Quali prospettive hanno l’artigianato di servizio, il commercio e lo stesso turismo in contesti svuotati di chi ne abbia cura, destinati ad accogliere i nostalgici della cattura delle rane nei canali quando i giovani cittadini – per usare un paradosso neanche tanto forzato – penseranno che la rana sia una consolle da videogame resistente all’acqua?
Abbiamo – mi pare – questioni serie e urgenti da affrontare, che a loro volta ne chiamano in causa altre, e tra queste la relazione tra territorio, realtà produttiva, bisogni sociali e immigrati.
E’ indispensabile – e dobbiamo ragionare sul come, con un ruolo tutt’altro che secondario per la cooperazione – che l’inclusione sociale assuma anche l’aspetto dell’imprenditoria e sia trainata dall’intraprendenza e dalla responsabilità delle imprese e delle professioni sociali, e non solo del lavoro dipendente e del lavoro pubblico, con un salto culturale e di modello dei servizi che segnerà o meno la vera inclusione e le vere risposte di tanti immigrati e di tante famiglie in contesti, tradizioni e storie diverse.

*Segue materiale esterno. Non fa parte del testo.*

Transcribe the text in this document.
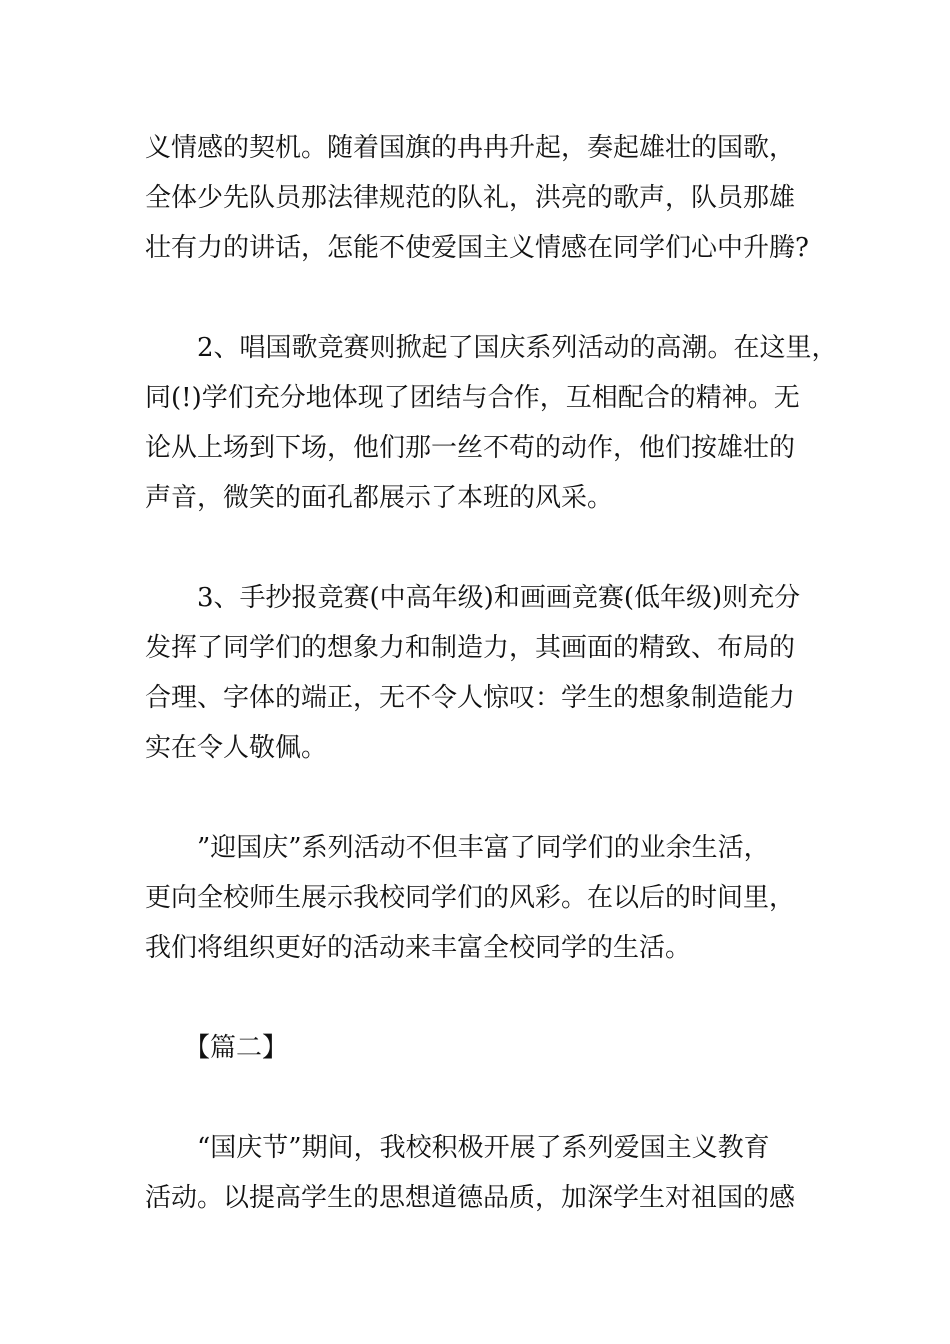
义情感的契机。随着国旗的冉冉升起，奏起雄壮的国歌，
全体少先队员那法律规范的队礼，洪亮的歌声，队员那雄
壮有力的讲话，怎能不使爱国主义情感在同学们心中升腾?
　　2、唱国歌竞赛则掀起了国庆系列活动的高潮。在这里，
同(!)学们充分地体现了团结与合作，互相配合的精神。无
论从上场到下场，他们那一丝不苟的动作，他们按雄壮的
声音，微笑的面孔都展示了本班的风采。
　　3、手抄报竞赛(中高年级)和画画竞赛(低年级)则充分
发挥了同学们的想象力和制造力，其画面的精致、布局的
合理、字体的端正，无不令人惊叹：学生的想象制造能力
实在令人敬佩。
　　”迎国庆”系列活动不但丰富了同学们的业余生活，
更向全校师生展示我校同学们的风彩。在以后的时间里，
我们将组织更好的活动来丰富全校同学的生活。
　　【篇二】
　　“国庆节”期间，我校积极开展了系列爱国主义教育
活动。以提高学生的思想道德品质，加深学生对祖国的感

Lo diciamo senza timori e senza prudenze (è giunto questo momento): senza cooperazione di lavoro non si allargano e si restringeranno invece drammaticamente le opportunità di lavoro, reddito e integrazione per migliaia dei lavoratori più disagiati; non si sarà più competitivi e si perderà invece patrimonio e capitale nella ricchezza locale senza cooperative agroalimentari partecipate dai produttori sui propri territori di riferimento; non migliorerà e peggiorerà invece inesorabilmente il sistema dei servizi per la salute senza la cooperazione sociale.
Se così è occorre coerenza e sostegno.
Se così non è e si pensa a miracolose alternative nel mito del mercato o della pianificazione pubblica qualcuno lo dica chiaramente e (per cortesia) sia convincente.
Il nostro territorio – proprio nelle aree extracittadine più lontane dalla via Emilia ma ugualmente in città – ha bisogno di nuovi piccoli imprenditori, e non sarà la formazione, da sola, a risolvere il problema: servono capitali da destinare agli investimenti, serve nuovamente quella quota di capitale a fondo perduto da assegnare non solo agli ammodernamenti, ma in prevalenza all’avvio di nuove imprese, non necessariamente e non a tutti i costi innovative.
L’industria della finanza è nulla senza imprenditorialità diffusa e reticolo di scambio territoriale produttivo e creativo.
Le nuove eccellenze che si potranno raggiungere non annullano quelle tradizionali, che sono fonte di un reddito, di una ricchezza e di una distintività che appartengono al futuro del nostro territorio.
Si è spezzato quel filo generazionale che in passato ha assicurato continuità a molte imprese: ora, con quale filo possiamo ricucire questa continuità incrinata?
Per quanto pensi possa esercitare un grande ruolo, mi pare semplicistico rispondere che laddove non arriverà più il singolo imprenditore arriverà la cooperazione. Mi pare semplicistico e fuorviante, perché la cooperazione è impresa e imprenditoria e si alimenta in contesti in cui comunque si produce ricchezza economica e sociale grazie ad una diversificazione dei competitori che è segno di quella democrazia economica che a ciascuno assegna uno spazio e non monopoli.
Approfittiamo, allora, dei segnali consueti e un po’ stanchi che sono arrivati anche dalla campagna elettorale per ridare tono ad un confronto serio e approfondito su un futuro che mi vede ottimista, ma anche in parte preoccupato per l’assenza di uno slancio che vada oltre il pensiero rivolto all’indomani.
I pensieri possono andare molto più lontano, e persino ritornare, ugualmente a quel movimento che fa sì che la statale 63 serva per scendere, ma anche per salire in montagna.